The Buoys band lineup
The Buoys were a pop/rock and progressive rock band, formed in the Wilkes-Barre-Scranton, Pennsylvania in 1970. The group consisted of lead singer Billy Kelly, keyboardist Fran Bozena, bassist Gerry Hludzik, guitarist Chris Hanlon, and drummer Carl Siracuse. The band’s original bassist was actually Bob Gryziec, who also played in the band’s would-be hit record “Timothy.”
The Buoys generated one of the most bizarre hit singles in music history, “Timothy.” It was written by Rupert Holmes, who would go on to have a successful solo career through the hits “Escape (The Pina Colada Song)” (which is also a rather odd song itself, so we guess Holmes knew how to get anyone’s attention).
“Timothy”‘s offbeat and unnerving story centers around three coal miners who are trapped in a collapsed mine. The two men, who are starving to death, end up resorting to cannibalism against the song’s title character. According to Holmes himself, the song was inspired by Tennessee Ernie Ford’s popular version of the song “Sixteen Tons” (written and originally performed by country singer Merle Travis) which tells about the hard life of a coal miner. And what’s more odd about “Timothy” is that Holmes wrote the song with the intention for it to get banned, since the song’s theme is based on cannibalism. The Glass Prism was actually Holmes’ original choice to record “Timothy,” but the band was contracted to another record label at that time.
“Timothy” was released on Scepter label. It climbed to the charts, peaking at #17 on the Billboard Hot 100 in 1971. “Timothy” lingered on the charts for eight weeks.

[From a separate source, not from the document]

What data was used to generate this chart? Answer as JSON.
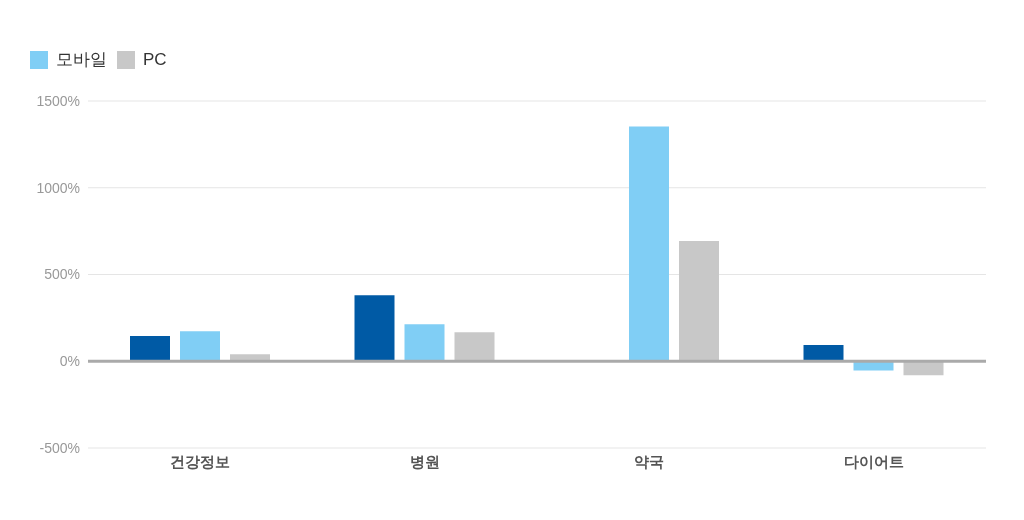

The band’s other songs and (unsuccessful) singles
Holmes went on to write the Buoys’ follow-up single “Give Up Your Guns,” which tells about a bank robber who’s at large. The song had more serious and darker tone (as well as less humor) compared to “Timothy.” It only landed at #84 on the Billboard Hot 100, although it was a bigger hit in Europe (not only on one occasion, but twice).
Holmes also wrote other songs for the band, including “The Prince of Thieves,” “Tomorrow,” and “Blood Knot.” The band also penned their own material, such as “Absent Friend,” “Castles,” “Good Lovin'” and “Tell Me Heaven Is Here.” They wrote a lot of songs, actually, which were definitely less dark than the songs Holmes wrote for them (with the exception of “Pittsburgh Steel,” whose story centers around steelworkers who hatch a plot to kill their foreman)
Disbandment and re-formation
The band moved to Polydor Records but they later disbanded. After The Buoys had dissolved, Kelly and Hludzik formed Dakota in 1980, who would open for Queen in the band’s US tour. The Buoys regrouped, this time with newer members, with Kelly and Hludzik having remained the only original members left, along with the newer members.